Von Christina Sartori | 14.07.2015
    Ein Mediziner bekommt am 18.02.2014 in einer Klinik in Baden-Württemberg vor einer Operation ein Paar Handschuhe angezogen.
    Es mangelt heute nicht mehr an Methoden für Untersuchung und Behandlung, sondern an der Übersicht. (picture-alliance / dpa / Felix Kästle)
    Kommt ein 55-jähriger Mann zum Arzt und sagt: "Herr Doktor, ich habe so schlimme Rückenschmerzen, seit einer Woche, ansonsten fehlt mir nichts". Sagt der Arzt: "Da machen wir mal ein Röntgenbild". Das ist kein Witz, sondern trauriger Alltag in deutschen Praxen. Dabei belegen Studien deutlich: Diese Aufnahme ist überflüssig. Prof. Dr. Ulrich Fölsch, Generalsekretär der deutschen Gesellschaft für Innere Medizin:
    "Jeder weiß, dass jeder 40-, 50-Jährige Rückenschmerzen hat, weil einfach degenerative Prozesse ablaufen. Deswegen macht es keinen Sinn bei einem Patienten, der ein, zwei Wochen Rückenschmerzen hat, sofort eine Bildgebung anzusetzen, da kann man erst mal warten. Und wenn es eben nach sechs bis acht Wochen nach wie vor besteht, dann muss man in der Tat tiefer nachforschen, was die Ursache ist."
    Ulrich Fölsch muss nicht lange nachdenken, um ein weiteres Beispiel für eine Überversorgung zu finden:
    "Wenn ich keine Herzschmerzen habe, keine Atemnot habe, keine geschwollenen Füße habe, brauch ich keinen Check und muss jedes Jahr oder jedes halbe Jahr ein EKG oder ein Belastungs-EKG schreiben. Das mag dem Patienten Genugtuung bringen, aber der Informationsgewinn, den man damit hat, ist sehr gering und kostet Geld und ist für keinen nützlich."
    Überflüssige Maßnahmen
    Antibiotika gegen Halsschmerzen, die durch Viren verursacht werden - gegen die keine Antibiotika helfen. Operationen am Kniegelenk, die nichts verbessern. Die Liste der Behandlungen und Untersuchungen, die gemacht werden, obwohl Studien zeigen, dass sie überflüssig sind, ist lang. Das soll sich ändern: Dazu hat die Deutsche Gesellschaft für Innere Medizin, kurz DGIM, eine Initiative gestartet, die sich "Klug entscheiden" nennt. Jede der zwölf Schwerpunktgesellschaften, aus denen die DGIM sich zusammensetzt, soll fünf Maßnahmen nennen, die bewiesenermaßen überflüssig sind - aber trotzdem häufig ergriffen werden. Am Ende gibt es Empfehlungen, für Ärzte und Patienten. Prof. Dr. Gerd Hasenfuß, Vorsitzender der DGIM:
    "Die 'Klug entscheiden' Empfehlung für den Patienten: Einmal in Schriftform, aber auch in Form einer Homepage, auf der diese Dinge abgerufen werden können, durchaus auch in Form einer App, die wir jetzt entwickeln müssen."
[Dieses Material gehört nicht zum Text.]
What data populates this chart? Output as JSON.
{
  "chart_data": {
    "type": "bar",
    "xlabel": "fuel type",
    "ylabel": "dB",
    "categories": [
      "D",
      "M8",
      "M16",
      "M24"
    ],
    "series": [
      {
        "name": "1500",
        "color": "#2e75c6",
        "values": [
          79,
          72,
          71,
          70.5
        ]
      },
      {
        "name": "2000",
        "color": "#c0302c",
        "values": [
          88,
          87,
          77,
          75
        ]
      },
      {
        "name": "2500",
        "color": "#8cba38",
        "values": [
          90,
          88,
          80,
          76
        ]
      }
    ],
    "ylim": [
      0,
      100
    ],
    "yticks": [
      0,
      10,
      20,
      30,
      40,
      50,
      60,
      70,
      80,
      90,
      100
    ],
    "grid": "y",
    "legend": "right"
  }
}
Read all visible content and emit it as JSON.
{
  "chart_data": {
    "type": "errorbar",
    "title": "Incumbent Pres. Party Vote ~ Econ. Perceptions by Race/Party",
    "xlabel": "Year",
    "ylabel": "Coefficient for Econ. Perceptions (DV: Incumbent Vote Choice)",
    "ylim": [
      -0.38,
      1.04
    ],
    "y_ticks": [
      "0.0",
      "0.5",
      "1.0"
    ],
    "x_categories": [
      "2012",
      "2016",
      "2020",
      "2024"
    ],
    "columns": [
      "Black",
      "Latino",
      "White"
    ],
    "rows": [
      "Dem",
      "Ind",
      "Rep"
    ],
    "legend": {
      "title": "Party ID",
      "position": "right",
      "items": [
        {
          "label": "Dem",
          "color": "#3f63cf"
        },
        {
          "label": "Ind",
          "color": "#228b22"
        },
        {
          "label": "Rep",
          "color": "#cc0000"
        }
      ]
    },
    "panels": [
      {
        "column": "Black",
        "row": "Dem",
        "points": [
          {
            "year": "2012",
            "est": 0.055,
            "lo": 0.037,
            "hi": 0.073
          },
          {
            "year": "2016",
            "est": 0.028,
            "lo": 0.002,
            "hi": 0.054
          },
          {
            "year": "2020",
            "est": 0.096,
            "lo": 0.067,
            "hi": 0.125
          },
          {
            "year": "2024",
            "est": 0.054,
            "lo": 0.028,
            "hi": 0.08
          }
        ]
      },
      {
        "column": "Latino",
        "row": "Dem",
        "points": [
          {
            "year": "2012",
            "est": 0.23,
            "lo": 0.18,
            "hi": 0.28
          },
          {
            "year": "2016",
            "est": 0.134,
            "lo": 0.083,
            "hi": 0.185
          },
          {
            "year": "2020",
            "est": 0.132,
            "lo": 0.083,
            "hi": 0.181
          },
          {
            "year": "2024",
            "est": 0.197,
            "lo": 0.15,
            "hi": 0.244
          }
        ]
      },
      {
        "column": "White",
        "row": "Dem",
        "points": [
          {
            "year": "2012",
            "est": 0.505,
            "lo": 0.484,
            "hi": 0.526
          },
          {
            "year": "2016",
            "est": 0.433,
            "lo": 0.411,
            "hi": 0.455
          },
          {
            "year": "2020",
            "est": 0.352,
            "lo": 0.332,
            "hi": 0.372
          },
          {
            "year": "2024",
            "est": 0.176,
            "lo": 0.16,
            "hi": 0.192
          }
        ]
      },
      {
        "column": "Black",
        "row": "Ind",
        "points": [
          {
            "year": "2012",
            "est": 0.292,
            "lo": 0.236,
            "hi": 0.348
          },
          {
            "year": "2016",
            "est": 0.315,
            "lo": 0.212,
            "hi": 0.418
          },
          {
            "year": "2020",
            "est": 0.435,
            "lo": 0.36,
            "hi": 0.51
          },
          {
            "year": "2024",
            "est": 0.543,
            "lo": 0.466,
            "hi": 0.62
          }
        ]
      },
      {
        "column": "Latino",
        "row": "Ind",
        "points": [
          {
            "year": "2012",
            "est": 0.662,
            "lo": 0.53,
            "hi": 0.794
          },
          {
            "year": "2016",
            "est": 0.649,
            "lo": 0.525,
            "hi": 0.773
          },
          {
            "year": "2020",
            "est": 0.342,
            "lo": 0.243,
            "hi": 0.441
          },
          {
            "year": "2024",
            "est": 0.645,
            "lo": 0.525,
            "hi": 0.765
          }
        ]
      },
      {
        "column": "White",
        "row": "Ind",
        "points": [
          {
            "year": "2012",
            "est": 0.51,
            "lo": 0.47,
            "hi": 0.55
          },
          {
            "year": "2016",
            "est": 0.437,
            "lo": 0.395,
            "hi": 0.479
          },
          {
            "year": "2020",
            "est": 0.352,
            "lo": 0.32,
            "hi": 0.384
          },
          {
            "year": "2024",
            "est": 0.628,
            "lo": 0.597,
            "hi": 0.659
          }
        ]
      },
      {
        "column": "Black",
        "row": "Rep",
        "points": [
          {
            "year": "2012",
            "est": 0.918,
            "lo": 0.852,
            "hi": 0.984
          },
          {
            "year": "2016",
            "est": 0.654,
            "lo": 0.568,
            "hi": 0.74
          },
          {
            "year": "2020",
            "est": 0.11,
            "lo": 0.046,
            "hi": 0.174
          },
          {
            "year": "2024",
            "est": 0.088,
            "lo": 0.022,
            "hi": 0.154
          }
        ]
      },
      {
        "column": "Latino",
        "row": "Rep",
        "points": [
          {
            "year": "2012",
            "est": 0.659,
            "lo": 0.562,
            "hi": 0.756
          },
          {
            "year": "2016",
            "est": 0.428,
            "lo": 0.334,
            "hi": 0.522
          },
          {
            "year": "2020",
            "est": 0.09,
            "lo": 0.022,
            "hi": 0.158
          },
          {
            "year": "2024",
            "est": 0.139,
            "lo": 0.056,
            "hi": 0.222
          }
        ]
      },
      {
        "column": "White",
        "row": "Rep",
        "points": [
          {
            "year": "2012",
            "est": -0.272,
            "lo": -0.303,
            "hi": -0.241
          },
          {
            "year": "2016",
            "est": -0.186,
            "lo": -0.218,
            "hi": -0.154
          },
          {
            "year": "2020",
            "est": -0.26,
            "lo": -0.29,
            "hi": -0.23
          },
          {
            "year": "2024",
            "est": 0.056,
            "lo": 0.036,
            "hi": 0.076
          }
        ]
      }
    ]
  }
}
    In den USA gibt es so eine Initiative schon seit einigen Jahren, "choosing wisely" heißt sie dort, übersetzt: "Klug entscheiden". Doch im Gegensatz zur amerikanischen Initiative soll "Klug entscheiden" nicht nur auf Überversorgungen hinweisen. Es sollen auch jeweils fünf Punkte von Unterversorgung genannt werden: Maßnahmen, die bewiesenermaßen helfen - aber oft nicht ergriffen werden. Gerd Hasenfuß nennt ein Beispiel:
    "Es ist nachgewiesen, dass körperliches Training bei fast allen Erkrankungen - außer wenigen akut Erkrankungen - nicht nur die Lebensqualität verbessert, sondern auch die Lebenserwartung verbessert, und da liegt ein ganz großes Defizit. Ich möchte jetzt nicht den täglichen Spaziergang adressieren, sondern ein ganz konkretes körperliches Training, das der Arzt auch seinem Patienten rezeptieren kann, indem er ihm eine Empfehlung ausspricht, wie das Training aussehen könnte."
    Überversorgung hat ganz unterschiedliche Gründe
    Für die Überversorgung gibt es mehrere Ursachen: finanzielle Anreize, die eine Untersuchung deutlich besser honorieren, als ein ausführliches Patientengespräch. Manchmal sind Ärzte unsicher, haben Angst etwas zu übersehen. Manchmal fühlen sich Patienten schlecht behandelt, wenn sie ohne Rezept aus der Praxis gehen. Für Ulrich Fölsch ist daher klar: Ohne ausführliches Patientengespräch kann ein Arzt die "Klug entscheiden" Empfehlungen nicht umsetzen:
    "Die Gespräche, die ein Patient mit dem Arzt führt, werden zum jetzigen Zeitpunkt nicht ausreichend honoriert. Und wenn wir in unserem Katalog fordern und voranstellen, das allein durch ein ausführliches Gespräch mit dem Patienten und eine sorgfältige Untersuchung sehr viel diagnostische und therapeutische Maßnahmen sich erübrigen, weil wir dann mehr Informationen haben, dann hoffen wir, dass wir damit den Druck erhöhen, dass solche wichtigen Maßnahmen in der Medizin auch besser honoriert werden."